A third of the storage capacity of Ukrainian facilities, amounting to 30 billion cubic meters, located at a distance of two kilometers underground, is available for use by foreign traders.

To make storing gas in Ukraine a viable solution, prices would have to fall enough to justify the costs, at a time when the European Union is likely to need to step in to provide a backstop against potential conflict-related losses.

This initiative falls within the framework of the European efforts exerted to confront the wave of panic in the energy market, which led to record prices and government interventions during the past year.

EU governments have provided 646 billion Euros ($694 billion) in aid to protect businesses and consumers, according to think tank Bruegel, and they cannot afford to repeat these costs and handouts.

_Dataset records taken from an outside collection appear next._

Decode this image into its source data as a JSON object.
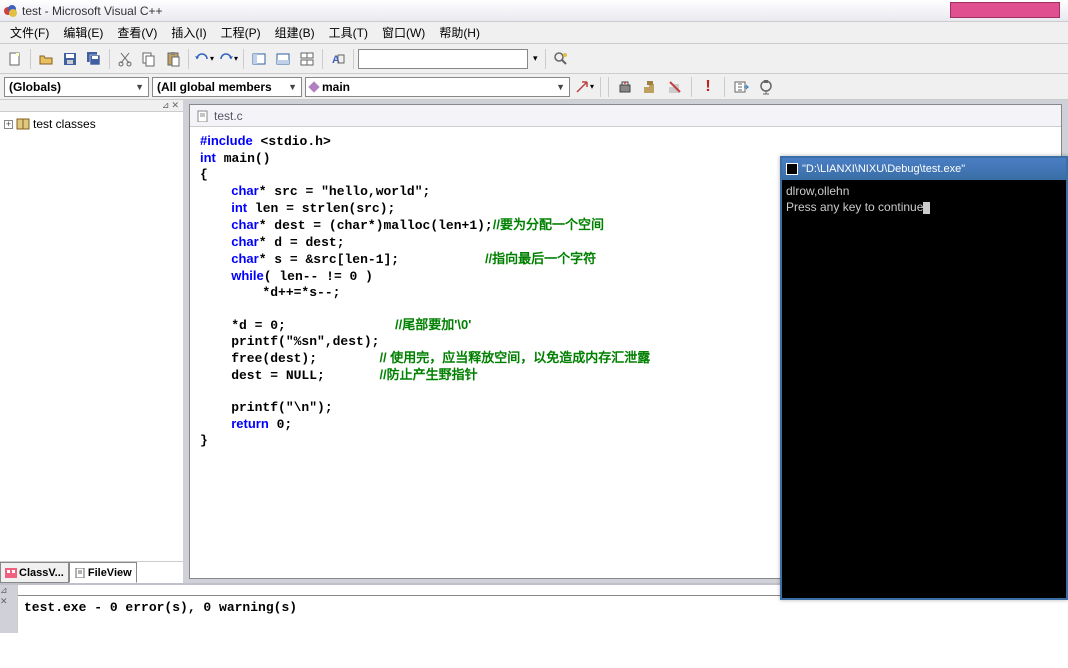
{
  "title": "test - Microsoft Visual C++",
  "menu": [
    "文件(F)",
    "编辑(E)",
    "查看(V)",
    "插入(I)",
    "工程(P)",
    "组建(B)",
    "工具(T)",
    "窗口(W)",
    "帮助(H)"
  ],
  "combos": {
    "globals": "(Globals)",
    "members": "(All global members",
    "main": "main"
  },
  "tree_root": "test classes",
  "tabs": {
    "classview": "ClassV...",
    "fileview": "FileView"
  },
  "editor_tab": "test.c",
  "code_lines": [
    {
      "t": "#include <stdio.h>",
      "kw": [
        "#include"
      ]
    },
    {
      "t": "int main()",
      "kw": [
        "int"
      ]
    },
    {
      "t": "{"
    },
    {
      "t": "    char* src = \"hello,world\";",
      "kw": [
        "char"
      ]
    },
    {
      "t": "    int len = strlen(src);",
      "kw": [
        "int"
      ]
    },
    {
      "t": "    char* dest = (char*)malloc(len+1);//要为分配一个空间",
      "kw": [
        "char",
        "char"
      ],
      "cmt": "//要为分配一个空间"
    },
    {
      "t": "    char* d = dest;",
      "kw": [
        "char"
      ]
    },
    {
      "t": "    char* s = &src[len-1];           //指向最后一个字符",
      "kw": [
        "char"
      ],
      "cmt": "//指向最后一个字符"
    },
    {
      "t": "    while( len-- != 0 )",
      "kw": [
        "while"
      ]
    },
    {
      "t": "        *d++=*s--;"
    },
    {
      "t": ""
    },
    {
      "t": "    *d = 0;              //尾部要加'\\0'",
      "cmt": "//尾部要加'\\0'"
    },
    {
      "t": "    printf(\"%sn\",dest);"
    },
    {
      "t": "    free(dest);        // 使用完，应当释放空间，以免造成内存汇泄露",
      "cmt": "// 使用完，应当释放空间，以免造成内存汇泄露"
    },
    {
      "t": "    dest = NULL;       //防止产生野指针",
      "cmt": "//防止产生野指针"
    },
    {
      "t": ""
    },
    {
      "t": "    printf(\"\\n\");"
    },
    {
      "t": "    return 0;",
      "kw": [
        "return"
      ]
    },
    {
      "t": "}"
    }
  ],
  "console": {
    "title": "\"D:\\LIANXI\\NIXU\\Debug\\test.exe\"",
    "lines": [
      "dlrow,ollehn",
      "Press any key to continue"
    ]
  },
  "output": "test.exe - 0 error(s), 0 warning(s)"
}
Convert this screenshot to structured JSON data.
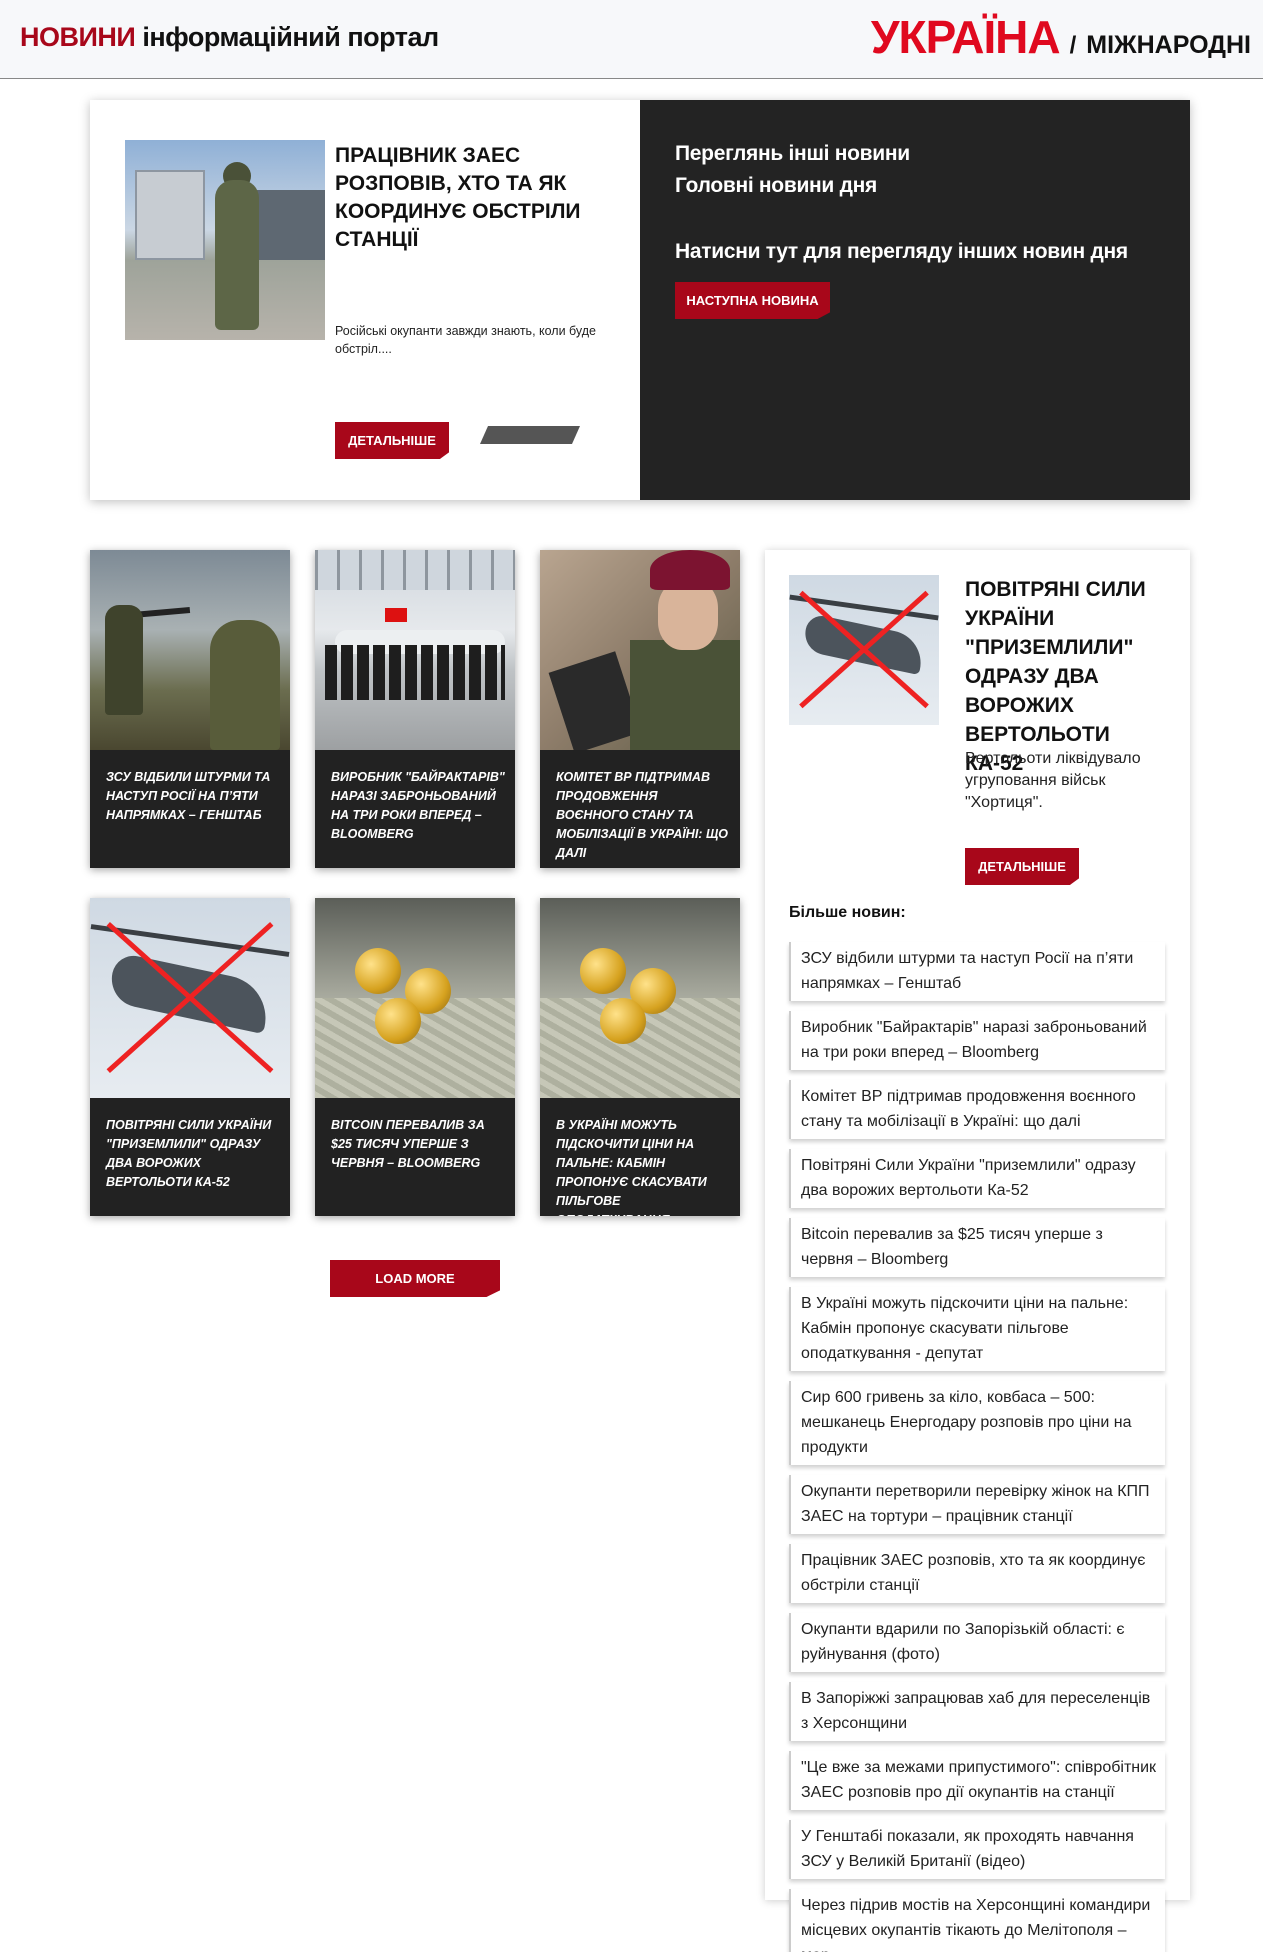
{
  "header": {
    "brand_accent": "НОВИНИ",
    "brand_rest": "інформаційний портал",
    "country": "УКРАЇНА",
    "separator": "/",
    "international": "МІЖНАРОДНІ"
  },
  "hero": {
    "title": "Працівник ЗАЕС розповів, хто та як координує обстріли станції",
    "excerpt": "Російські окупанти завжди знають, коли буде обстріл....",
    "more_label": "Детальніше",
    "right_line1": "Переглянь інші новини",
    "right_line2": "Головні новини дня",
    "right_line3": "Натисни тут для перегляду інших новин дня",
    "next_label": "Наступна новина"
  },
  "cards": [
    {
      "caption": "ЗСУ відбили штурми та наступ Росії на п’яти напрямках – Генштаб"
    },
    {
      "caption": "Виробник \"Байрактарів\" наразі заброньований на три роки вперед – Bloomberg"
    },
    {
      "caption": "Комітет ВР підтримав продовження воєнного стану та мобілізації в Україні: що далі"
    },
    {
      "caption": "Повітряні Сили України \"приземлили\" одразу два ворожих вертольоти Ка-52"
    },
    {
      "caption": "Bitcoin перевалив за $25 тисяч уперше з червня – Bloomberg"
    },
    {
      "caption": "В Україні можуть підскочити ціни на пальне: Кабмін пропонує скасувати пільгове оподаткування - депутат"
    }
  ],
  "load_more_label": "LOAD MORE",
  "sidebar": {
    "title": "Повітряні Сили України \"приземлили\" одразу два ворожих вертольоти Ка-52",
    "excerpt": "Вертольоти ліквідувало угруповання військ \"Хортиця\".",
    "more_label": "Детальніше",
    "more_news_title": "Більше новин:",
    "items": [
      "ЗСУ відбили штурми та наступ Росії на п’яти напрямках – Генштаб",
      "Виробник \"Байрактарів\" наразі заброньований на три роки вперед – Bloomberg",
      "Комітет ВР підтримав продовження воєнного стану та мобілізації в Україні: що далі",
      "Повітряні Сили України \"приземлили\" одразу два ворожих вертольоти Ка-52",
      "Bitcoin перевалив за $25 тисяч уперше з червня – Bloomberg",
      "В Україні можуть підскочити ціни на пальне: Кабмін пропонує скасувати пільгове оподаткування - депутат",
      "Сир 600 гривень за кіло, ковбаса – 500: мешканець Енергодару розповів про ціни на продукти",
      "Окупанти перетворили перевірку жінок на КПП ЗАЕС на тортури – працівник станції",
      "Працівник ЗАЕС розповів, хто та як координує обстріли станції",
      "Окупанти вдарили по Запорізькій області: є руйнування (фото)",
      "В Запоріжжі запрацював хаб для переселенців з Херсонщини",
      "\"Це вже за межами припустимого\": співробітник ЗАЕС розповів про дії окупантів на станції",
      "У Генштабі показали, як проходять навчання ЗСУ у Великій Британії (відео)",
      "Через підрив мостів на Херсонщині командири місцевих окупантів тікають до Мелітополя – мер"
    ]
  },
  "colors": {
    "accent_red": "#a8071a",
    "brand_red": "#e0091f",
    "dark_panel": "#232323"
  }
}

Also, the operator “Ukrtransgaz” provides a third of that area, which is equivalent to about 10% of the European Union’s demand in the last quarter of last year.

With insurers moving away from Ukraine, the extent to which traders are willing to stockpile gas in Ukraine depends on prices and whether the European Union is willing to provide subsidies.

These European efforts come after warnings by the European Commissioner for Economic Affairs, Paolo Gentiloni, months ago, that the European Commission does not rule out a shortage of blue fuel supplies, and its fear of a renewed shortage of gas supplies in future periods, amid European companies’ demands to preserve gas reserves at appropriate levels.